Un prêtre catholique, Arthur J. Perrault, recherché par la justice américaine depuis 1992 pour des abus sexuels sur un mineur dont il avait la charge, a été expulsé du Maroc pour être jugé aux Etats-Unis, a annoncé vendredi un procureur américain.

Arthur Perrault est accusé d’avoir « abusé sexuellement à maintes reprises entre 1991 et 1992 un enfant de moins de douze ans » dont il avait la charge, alors qu’il exerçait en tant qu’aumônier militaire sur une base de l’armée de l’air américaine proche d’Albuquerque, a déclaré lors d’une conférence de presse John Anderson, procureur de l’Etat du Nouveau-Mexique.

Le prêtre américain avait disparu en 1992, peu avant qu’un avocat ne porte plainte contre l’archidiocèse de Santa Fe, en accusant Arthur Perrault d’avoir commis des abus sexuels sur sept enfants de sa paroisse.




Selon les enquêteurs, il s’était d’abord enfui au Canada, puis au Maroc, où les enquêteurs du FBI ont fini par retrouver sa trace l’an dernier.

D’après des médias locaux, l’homme de 80 ans a passé une vingtaine d’années au Maroc, entouré d’enfants auxquels il enseignait l’anglais.

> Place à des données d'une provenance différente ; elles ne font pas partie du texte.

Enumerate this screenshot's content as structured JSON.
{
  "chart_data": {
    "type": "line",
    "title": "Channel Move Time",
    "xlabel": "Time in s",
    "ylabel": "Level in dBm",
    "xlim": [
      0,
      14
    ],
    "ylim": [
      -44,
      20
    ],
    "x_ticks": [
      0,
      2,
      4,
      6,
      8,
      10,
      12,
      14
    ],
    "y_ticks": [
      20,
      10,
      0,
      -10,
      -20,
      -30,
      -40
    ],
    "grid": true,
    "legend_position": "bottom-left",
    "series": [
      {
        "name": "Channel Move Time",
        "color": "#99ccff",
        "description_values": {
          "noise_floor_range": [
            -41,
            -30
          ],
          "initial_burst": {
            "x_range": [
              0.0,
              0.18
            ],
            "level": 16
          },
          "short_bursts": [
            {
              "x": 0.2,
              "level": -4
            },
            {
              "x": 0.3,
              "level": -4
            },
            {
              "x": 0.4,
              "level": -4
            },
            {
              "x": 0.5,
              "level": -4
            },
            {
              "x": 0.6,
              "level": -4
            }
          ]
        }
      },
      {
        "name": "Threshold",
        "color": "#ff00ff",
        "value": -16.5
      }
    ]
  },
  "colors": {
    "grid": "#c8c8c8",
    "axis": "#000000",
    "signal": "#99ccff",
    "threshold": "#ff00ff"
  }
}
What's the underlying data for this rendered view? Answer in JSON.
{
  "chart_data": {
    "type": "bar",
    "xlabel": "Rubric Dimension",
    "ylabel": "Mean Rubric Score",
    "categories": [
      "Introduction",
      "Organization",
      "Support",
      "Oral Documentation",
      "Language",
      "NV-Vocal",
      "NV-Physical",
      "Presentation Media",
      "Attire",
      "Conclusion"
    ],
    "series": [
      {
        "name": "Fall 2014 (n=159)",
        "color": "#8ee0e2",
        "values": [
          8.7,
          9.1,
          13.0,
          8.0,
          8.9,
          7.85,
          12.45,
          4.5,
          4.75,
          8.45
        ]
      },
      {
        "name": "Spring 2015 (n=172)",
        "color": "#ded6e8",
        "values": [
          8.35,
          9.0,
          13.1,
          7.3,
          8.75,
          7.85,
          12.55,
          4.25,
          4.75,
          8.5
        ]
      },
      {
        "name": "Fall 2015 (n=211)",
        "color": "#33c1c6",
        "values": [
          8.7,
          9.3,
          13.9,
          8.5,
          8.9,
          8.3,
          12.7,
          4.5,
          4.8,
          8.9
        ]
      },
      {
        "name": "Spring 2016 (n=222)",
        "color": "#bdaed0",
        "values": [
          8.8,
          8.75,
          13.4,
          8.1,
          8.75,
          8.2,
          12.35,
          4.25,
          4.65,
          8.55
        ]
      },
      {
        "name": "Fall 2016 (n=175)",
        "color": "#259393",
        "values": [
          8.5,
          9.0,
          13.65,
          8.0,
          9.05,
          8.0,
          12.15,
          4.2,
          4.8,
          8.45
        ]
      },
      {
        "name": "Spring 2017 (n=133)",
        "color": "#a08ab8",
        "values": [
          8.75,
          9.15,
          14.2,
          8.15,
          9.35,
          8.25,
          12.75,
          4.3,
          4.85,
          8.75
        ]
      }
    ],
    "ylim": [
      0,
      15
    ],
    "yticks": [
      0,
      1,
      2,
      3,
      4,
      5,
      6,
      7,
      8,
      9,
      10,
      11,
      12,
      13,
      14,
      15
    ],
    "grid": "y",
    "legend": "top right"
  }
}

Il a notamment travaillé pour un centre linguistique de Tanger, qui l’a remercié lorsqu’il a été rattrapé par ces accusations de pédophilie.

Le prêtre a été arrêté par les autorités marocaines en septembre 2017 et se trouvait en détention au Maroc jusqu’à son expulsion jeudi, a précisé le procureur Anderson.

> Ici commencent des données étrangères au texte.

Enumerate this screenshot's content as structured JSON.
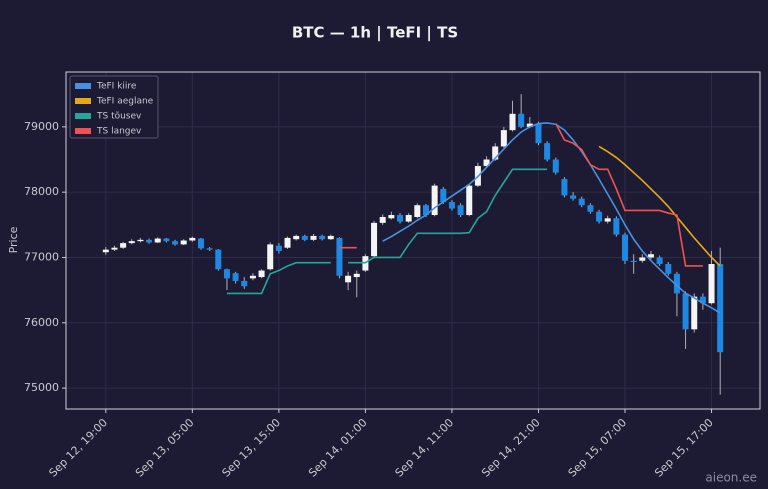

« Perrault va finalement comparaître devant un tribunal pour répondre de ses actes », s’est réjoui de son côté James Langenberg, agent du FBI chargé de l’enquête, qui a remercié le Maroc pour son aide dans ce dossier.

Réclusion à perpétuité

Pour les faits qui lui sont reprochés et qui lui seront officiellement signifiés par un juge vendredi après-midi, le prêtre encourt la réclusion à perpétuité. Il est notamment inculpé d’abus sexuels avec circonstances aggravantes.

« Mais l’affaire n’est pas terminée », a prévenu James Langenberg.

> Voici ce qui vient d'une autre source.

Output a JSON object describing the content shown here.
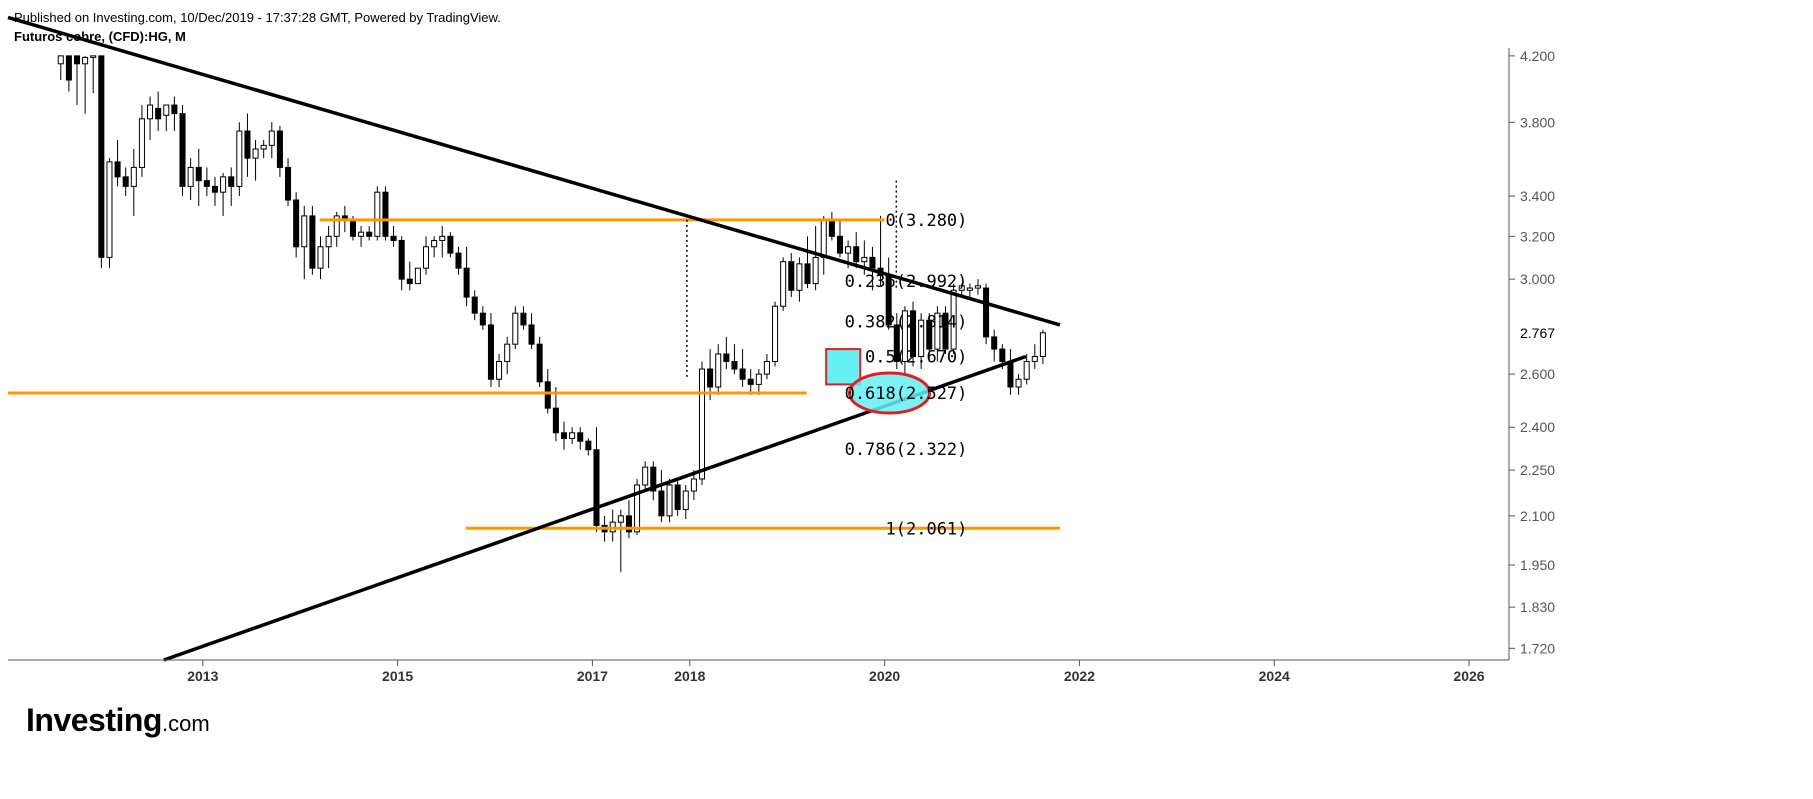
{
  "header": {
    "published": "Published on Investing.com, 10/Dec/2019 - 17:37:28 GMT, Powered by TradingView.",
    "symbol": "Futuros cobre, (CFD):HG, M"
  },
  "logo": {
    "main": "Investing",
    "suffix": ".com"
  },
  "colors": {
    "up_fill": "#ffffff",
    "down_fill": "#000000",
    "trendline": "#000000",
    "support_resistance": "#ff9800",
    "highlight_fill": "#66f0f4",
    "highlight_border": "#e02020",
    "axis": "#555555"
  },
  "chart_data": {
    "type": "candlestick",
    "timeframe": "M",
    "y_scale": "log",
    "ylim": [
      1.69,
      4.25
    ],
    "xlim_year": [
      2011.0,
      2026.4
    ],
    "x_ticks": [
      "2013",
      "2015",
      "2017",
      "2018",
      "2020",
      "2022",
      "2024",
      "2026"
    ],
    "x_tick_values": [
      2013,
      2015,
      2017,
      2018,
      2020,
      2022,
      2024,
      2026
    ],
    "y_ticks": [
      "4.200",
      "3.800",
      "3.400",
      "3.200",
      "3.000",
      "2.600",
      "2.400",
      "2.250",
      "2.100",
      "1.950",
      "1.830",
      "1.720"
    ],
    "y_tick_values": [
      4.2,
      3.8,
      3.4,
      3.2,
      3.0,
      2.6,
      2.4,
      2.25,
      2.1,
      1.95,
      1.83,
      1.72
    ],
    "last_price": {
      "label": "2.767",
      "value": 2.767
    },
    "series": [
      {
        "date": "2011-07",
        "open": 4.15,
        "high": 4.2,
        "low": 4.05,
        "close": 4.2
      },
      {
        "date": "2011-08",
        "open": 4.2,
        "high": 4.2,
        "low": 3.98,
        "close": 4.05
      },
      {
        "date": "2011-09",
        "open": 4.2,
        "high": 4.2,
        "low": 3.9,
        "close": 4.15
      },
      {
        "date": "2011-10",
        "open": 4.15,
        "high": 4.2,
        "low": 3.85,
        "close": 4.19
      },
      {
        "date": "2011-11",
        "open": 4.19,
        "high": 4.2,
        "low": 3.97,
        "close": 4.2
      },
      {
        "date": "2011-12",
        "open": 4.2,
        "high": 4.2,
        "low": 3.05,
        "close": 3.1
      },
      {
        "date": "2012-01",
        "open": 3.1,
        "high": 3.6,
        "low": 3.05,
        "close": 3.58
      },
      {
        "date": "2012-02",
        "open": 3.58,
        "high": 3.7,
        "low": 3.45,
        "close": 3.5
      },
      {
        "date": "2012-03",
        "open": 3.5,
        "high": 3.55,
        "low": 3.4,
        "close": 3.45
      },
      {
        "date": "2012-04",
        "open": 3.45,
        "high": 3.65,
        "low": 3.3,
        "close": 3.55
      },
      {
        "date": "2012-05",
        "open": 3.55,
        "high": 3.9,
        "low": 3.5,
        "close": 3.82
      },
      {
        "date": "2012-06",
        "open": 3.82,
        "high": 3.95,
        "low": 3.7,
        "close": 3.9
      },
      {
        "date": "2012-07",
        "open": 3.88,
        "high": 3.98,
        "low": 3.75,
        "close": 3.82
      },
      {
        "date": "2012-08",
        "open": 3.84,
        "high": 3.9,
        "low": 3.75,
        "close": 3.9
      },
      {
        "date": "2012-09",
        "open": 3.9,
        "high": 3.95,
        "low": 3.75,
        "close": 3.85
      },
      {
        "date": "2012-10",
        "open": 3.85,
        "high": 3.9,
        "low": 3.4,
        "close": 3.45
      },
      {
        "date": "2012-11",
        "open": 3.45,
        "high": 3.6,
        "low": 3.38,
        "close": 3.55
      },
      {
        "date": "2012-12",
        "open": 3.55,
        "high": 3.65,
        "low": 3.35,
        "close": 3.48
      },
      {
        "date": "2013-01",
        "open": 3.48,
        "high": 3.55,
        "low": 3.4,
        "close": 3.45
      },
      {
        "date": "2013-02",
        "open": 3.45,
        "high": 3.5,
        "low": 3.35,
        "close": 3.42
      },
      {
        "date": "2013-03",
        "open": 3.42,
        "high": 3.52,
        "low": 3.3,
        "close": 3.5
      },
      {
        "date": "2013-04",
        "open": 3.5,
        "high": 3.55,
        "low": 3.35,
        "close": 3.45
      },
      {
        "date": "2013-05",
        "open": 3.45,
        "high": 3.8,
        "low": 3.4,
        "close": 3.75
      },
      {
        "date": "2013-06",
        "open": 3.75,
        "high": 3.85,
        "low": 3.5,
        "close": 3.6
      },
      {
        "date": "2013-07",
        "open": 3.6,
        "high": 3.7,
        "low": 3.48,
        "close": 3.65
      },
      {
        "date": "2013-08",
        "open": 3.65,
        "high": 3.7,
        "low": 3.6,
        "close": 3.67
      },
      {
        "date": "2013-09",
        "open": 3.67,
        "high": 3.8,
        "low": 3.6,
        "close": 3.75
      },
      {
        "date": "2013-10",
        "open": 3.75,
        "high": 3.78,
        "low": 3.5,
        "close": 3.55
      },
      {
        "date": "2013-11",
        "open": 3.55,
        "high": 3.6,
        "low": 3.35,
        "close": 3.38
      },
      {
        "date": "2013-12",
        "open": 3.38,
        "high": 3.42,
        "low": 3.1,
        "close": 3.15
      },
      {
        "date": "2014-01",
        "open": 3.15,
        "high": 3.35,
        "low": 3.0,
        "close": 3.3
      },
      {
        "date": "2014-02",
        "open": 3.3,
        "high": 3.35,
        "low": 3.02,
        "close": 3.05
      },
      {
        "date": "2014-03",
        "open": 3.05,
        "high": 3.2,
        "low": 3.0,
        "close": 3.15
      },
      {
        "date": "2014-04",
        "open": 3.15,
        "high": 3.25,
        "low": 3.05,
        "close": 3.2
      },
      {
        "date": "2014-05",
        "open": 3.2,
        "high": 3.32,
        "low": 3.15,
        "close": 3.3
      },
      {
        "date": "2014-06",
        "open": 3.3,
        "high": 3.35,
        "low": 3.22,
        "close": 3.28
      },
      {
        "date": "2014-07",
        "open": 3.28,
        "high": 3.3,
        "low": 3.18,
        "close": 3.2
      },
      {
        "date": "2014-08",
        "open": 3.2,
        "high": 3.25,
        "low": 3.15,
        "close": 3.22
      },
      {
        "date": "2014-09",
        "open": 3.22,
        "high": 3.25,
        "low": 3.18,
        "close": 3.2
      },
      {
        "date": "2014-10",
        "open": 3.2,
        "high": 3.45,
        "low": 3.18,
        "close": 3.42
      },
      {
        "date": "2014-11",
        "open": 3.42,
        "high": 3.45,
        "low": 3.18,
        "close": 3.2
      },
      {
        "date": "2014-12",
        "open": 3.2,
        "high": 3.25,
        "low": 3.15,
        "close": 3.18
      },
      {
        "date": "2015-01",
        "open": 3.18,
        "high": 3.2,
        "low": 2.95,
        "close": 3.0
      },
      {
        "date": "2015-02",
        "open": 3.0,
        "high": 3.08,
        "low": 2.95,
        "close": 2.98
      },
      {
        "date": "2015-03",
        "open": 2.98,
        "high": 3.05,
        "low": 2.98,
        "close": 3.05
      },
      {
        "date": "2015-04",
        "open": 3.05,
        "high": 3.2,
        "low": 3.02,
        "close": 3.15
      },
      {
        "date": "2015-05",
        "open": 3.15,
        "high": 3.2,
        "low": 3.1,
        "close": 3.18
      },
      {
        "date": "2015-06",
        "open": 3.18,
        "high": 3.25,
        "low": 3.1,
        "close": 3.2
      },
      {
        "date": "2015-07",
        "open": 3.2,
        "high": 3.22,
        "low": 3.1,
        "close": 3.12
      },
      {
        "date": "2015-08",
        "open": 3.12,
        "high": 3.15,
        "low": 3.02,
        "close": 3.05
      },
      {
        "date": "2015-09",
        "open": 3.05,
        "high": 3.15,
        "low": 2.88,
        "close": 2.92
      },
      {
        "date": "2015-10",
        "open": 2.92,
        "high": 2.95,
        "low": 2.82,
        "close": 2.85
      },
      {
        "date": "2015-11",
        "open": 2.85,
        "high": 2.88,
        "low": 2.78,
        "close": 2.8
      },
      {
        "date": "2015-12",
        "open": 2.8,
        "high": 2.85,
        "low": 2.55,
        "close": 2.58
      },
      {
        "date": "2016-01",
        "open": 2.58,
        "high": 2.68,
        "low": 2.55,
        "close": 2.65
      },
      {
        "date": "2016-02",
        "open": 2.65,
        "high": 2.75,
        "low": 2.6,
        "close": 2.72
      },
      {
        "date": "2016-03",
        "open": 2.72,
        "high": 2.88,
        "low": 2.7,
        "close": 2.85
      },
      {
        "date": "2016-04",
        "open": 2.85,
        "high": 2.88,
        "low": 2.78,
        "close": 2.8
      },
      {
        "date": "2016-05",
        "open": 2.8,
        "high": 2.85,
        "low": 2.7,
        "close": 2.72
      },
      {
        "date": "2016-06",
        "open": 2.72,
        "high": 2.75,
        "low": 2.55,
        "close": 2.57
      },
      {
        "date": "2016-07",
        "open": 2.57,
        "high": 2.62,
        "low": 2.45,
        "close": 2.47
      },
      {
        "date": "2016-08",
        "open": 2.47,
        "high": 2.55,
        "low": 2.35,
        "close": 2.38
      },
      {
        "date": "2016-09",
        "open": 2.38,
        "high": 2.42,
        "low": 2.32,
        "close": 2.36
      },
      {
        "date": "2016-10",
        "open": 2.36,
        "high": 2.4,
        "low": 2.34,
        "close": 2.38
      },
      {
        "date": "2016-11",
        "open": 2.38,
        "high": 2.4,
        "low": 2.32,
        "close": 2.35
      },
      {
        "date": "2016-12",
        "open": 2.35,
        "high": 2.36,
        "low": 2.3,
        "close": 2.32
      },
      {
        "date": "2017-01",
        "open": 2.32,
        "high": 2.4,
        "low": 2.05,
        "close": 2.07
      },
      {
        "date": "2017-02",
        "open": 2.07,
        "high": 2.1,
        "low": 2.02,
        "close": 2.05
      },
      {
        "date": "2017-03",
        "open": 2.05,
        "high": 2.12,
        "low": 2.02,
        "close": 2.08
      },
      {
        "date": "2017-04",
        "open": 2.08,
        "high": 2.12,
        "low": 1.93,
        "close": 2.1
      },
      {
        "date": "2017-05",
        "open": 2.1,
        "high": 2.15,
        "low": 2.03,
        "close": 2.05
      },
      {
        "date": "2017-06",
        "open": 2.05,
        "high": 2.22,
        "low": 2.04,
        "close": 2.2
      },
      {
        "date": "2017-07",
        "open": 2.2,
        "high": 2.28,
        "low": 2.18,
        "close": 2.26
      },
      {
        "date": "2017-08",
        "open": 2.26,
        "high": 2.28,
        "low": 2.15,
        "close": 2.18
      },
      {
        "date": "2017-09",
        "open": 2.18,
        "high": 2.25,
        "low": 2.08,
        "close": 2.1
      },
      {
        "date": "2017-10",
        "open": 2.1,
        "high": 2.22,
        "low": 2.08,
        "close": 2.2
      },
      {
        "date": "2017-11",
        "open": 2.2,
        "high": 2.22,
        "low": 2.1,
        "close": 2.12
      },
      {
        "date": "2017-12",
        "open": 2.12,
        "high": 2.2,
        "low": 2.09,
        "close": 2.18
      },
      {
        "date": "2018-01",
        "open": 2.18,
        "high": 2.25,
        "low": 2.15,
        "close": 2.22
      },
      {
        "date": "2018-02",
        "open": 2.22,
        "high": 2.65,
        "low": 2.2,
        "close": 2.62
      },
      {
        "date": "2018-03",
        "open": 2.62,
        "high": 2.7,
        "low": 2.5,
        "close": 2.55
      },
      {
        "date": "2018-04",
        "open": 2.55,
        "high": 2.72,
        "low": 2.52,
        "close": 2.68
      },
      {
        "date": "2018-05",
        "open": 2.68,
        "high": 2.75,
        "low": 2.62,
        "close": 2.65
      },
      {
        "date": "2018-06",
        "open": 2.65,
        "high": 2.72,
        "low": 2.6,
        "close": 2.62
      },
      {
        "date": "2018-07",
        "open": 2.62,
        "high": 2.7,
        "low": 2.55,
        "close": 2.58
      },
      {
        "date": "2018-08",
        "open": 2.58,
        "high": 2.62,
        "low": 2.52,
        "close": 2.56
      },
      {
        "date": "2018-09",
        "open": 2.56,
        "high": 2.62,
        "low": 2.52,
        "close": 2.6
      },
      {
        "date": "2018-10",
        "open": 2.6,
        "high": 2.68,
        "low": 2.58,
        "close": 2.65
      },
      {
        "date": "2018-11",
        "open": 2.65,
        "high": 2.9,
        "low": 2.63,
        "close": 2.88
      },
      {
        "date": "2018-12",
        "open": 2.88,
        "high": 3.1,
        "low": 2.86,
        "close": 3.08
      },
      {
        "date": "2019-01",
        "open": 3.08,
        "high": 3.12,
        "low": 2.92,
        "close": 2.95
      },
      {
        "date": "2019-02",
        "open": 2.95,
        "high": 3.1,
        "low": 2.9,
        "close": 3.07
      },
      {
        "date": "2019-03",
        "open": 3.07,
        "high": 3.2,
        "low": 2.96,
        "close": 2.98
      },
      {
        "date": "2019-04",
        "open": 2.98,
        "high": 3.25,
        "low": 2.95,
        "close": 3.1
      },
      {
        "date": "2019-05",
        "open": 3.1,
        "high": 3.3,
        "low": 3.02,
        "close": 3.28
      },
      {
        "date": "2019-06",
        "open": 3.28,
        "high": 3.32,
        "low": 3.18,
        "close": 3.2
      },
      {
        "date": "2019-07",
        "open": 3.2,
        "high": 3.28,
        "low": 3.1,
        "close": 3.12
      },
      {
        "date": "2019-08",
        "open": 3.12,
        "high": 3.18,
        "low": 3.05,
        "close": 3.15
      },
      {
        "date": "2019-09",
        "open": 3.15,
        "high": 3.22,
        "low": 3.05,
        "close": 3.08
      },
      {
        "date": "2019-10",
        "open": 3.08,
        "high": 3.18,
        "low": 3.02,
        "close": 3.1
      },
      {
        "date": "2019-11",
        "open": 3.1,
        "high": 3.15,
        "low": 2.95,
        "close": 3.05
      },
      {
        "date": "2019-12",
        "open": 3.05,
        "high": 3.3,
        "low": 2.97,
        "close": 3.02
      },
      {
        "date": "2020-01",
        "open": 3.02,
        "high": 3.1,
        "low": 2.78,
        "close": 2.8
      },
      {
        "date": "2020-02",
        "open": 2.8,
        "high": 2.85,
        "low": 2.62,
        "close": 2.65
      },
      {
        "date": "2020-03",
        "open": 2.65,
        "high": 2.88,
        "low": 2.6,
        "close": 2.86
      },
      {
        "date": "2020-04",
        "open": 2.86,
        "high": 2.9,
        "low": 2.63,
        "close": 2.67
      },
      {
        "date": "2020-05",
        "open": 2.67,
        "high": 2.85,
        "low": 2.62,
        "close": 2.82
      },
      {
        "date": "2020-06",
        "open": 2.82,
        "high": 2.85,
        "low": 2.65,
        "close": 2.7
      },
      {
        "date": "2020-07",
        "open": 2.7,
        "high": 2.88,
        "low": 2.65,
        "close": 2.85
      },
      {
        "date": "2020-08",
        "open": 2.85,
        "high": 2.88,
        "low": 2.68,
        "close": 2.7
      },
      {
        "date": "2020-09",
        "open": 2.7,
        "high": 2.98,
        "low": 2.68,
        "close": 2.95
      },
      {
        "date": "2020-10",
        "open": 2.95,
        "high": 2.98,
        "low": 2.93,
        "close": 2.97
      },
      {
        "date": "2020-11",
        "open": 2.95,
        "high": 2.98,
        "low": 2.92,
        "close": 2.96
      },
      {
        "date": "2020-12",
        "open": 2.96,
        "high": 3.0,
        "low": 2.93,
        "close": 2.97
      },
      {
        "date": "2021-01",
        "open": 2.96,
        "high": 2.98,
        "low": 2.72,
        "close": 2.75
      },
      {
        "date": "2021-02",
        "open": 2.75,
        "high": 2.78,
        "low": 2.65,
        "close": 2.7
      },
      {
        "date": "2021-03",
        "open": 2.7,
        "high": 2.72,
        "low": 2.62,
        "close": 2.65
      },
      {
        "date": "2021-04",
        "open": 2.65,
        "high": 2.7,
        "low": 2.52,
        "close": 2.55
      },
      {
        "date": "2021-05",
        "open": 2.55,
        "high": 2.6,
        "low": 2.52,
        "close": 2.58
      },
      {
        "date": "2021-06",
        "open": 2.58,
        "high": 2.68,
        "low": 2.56,
        "close": 2.65
      },
      {
        "date": "2021-07",
        "open": 2.65,
        "high": 2.72,
        "low": 2.62,
        "close": 2.67
      },
      {
        "date": "2021-08",
        "open": 2.67,
        "high": 2.78,
        "low": 2.64,
        "close": 2.767
      }
    ],
    "trendlines": [
      {
        "name": "descending-resistance",
        "from": [
          2011.0,
          4.45
        ],
        "to": [
          2021.8,
          2.8
        ]
      },
      {
        "name": "ascending-support",
        "from": [
          2012.6,
          1.69
        ],
        "to": [
          2021.45,
          2.67
        ]
      }
    ],
    "horizontal_levels": [
      {
        "value": 3.28,
        "from_x": 2014.2,
        "to_x": 2020.0
      },
      {
        "value": 2.527,
        "from_x": 2011.0,
        "to_x": 2019.2
      },
      {
        "value": 2.061,
        "from_x": 2015.7,
        "to_x": 2021.8
      }
    ],
    "fibonacci_levels": [
      {
        "label": "0(3.280)",
        "value": 3.28
      },
      {
        "label": "0.236(2.992)",
        "value": 2.992
      },
      {
        "label": "0.382(2.814)",
        "value": 2.814
      },
      {
        "label": "0.5(2.670)",
        "value": 2.67
      },
      {
        "label": "0.618(2.527)",
        "value": 2.527
      },
      {
        "label": "0.786(2.322)",
        "value": 2.322
      },
      {
        "label": "1(2.061)",
        "value": 2.061
      }
    ],
    "highlight_box": {
      "x_from": 2019.4,
      "x_to": 2019.75,
      "y_low": 2.56,
      "y_high": 2.7
    },
    "highlight_ellipse": {
      "x_center": 2020.05,
      "y_center": 2.527
    },
    "dotted_lines": [
      {
        "x": 2017.97,
        "y_from": 2.58,
        "y_to": 3.28
      },
      {
        "x": 2020.12,
        "y_from": 2.95,
        "y_to": 3.48
      }
    ]
  }
}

Le prêtre, en poste au Nouveau-Mexique entre 1973 et 1992, pourrait avoir fait des dizaines de victimes, notamment dans des petites communautés indiennes et hispanophones où il a officié.




Les médias locaux rappellent également que l’archidiocèse du Nouveau-Mexique a conclu un grand nombre d’accords financiers, confidentiels, pour éviter que les accusations de pédophilie contre le clergé n’apparaissent au grand jour.

L’Eglise catholique est confrontée depuis des mois à la révélation de scandales d’agressions sexuelles à grande échelle partout dans le monde – souvent couverts ou minorés par la hiérarchie -, en particulier en Australie, au Chili et aux Etats-Unis.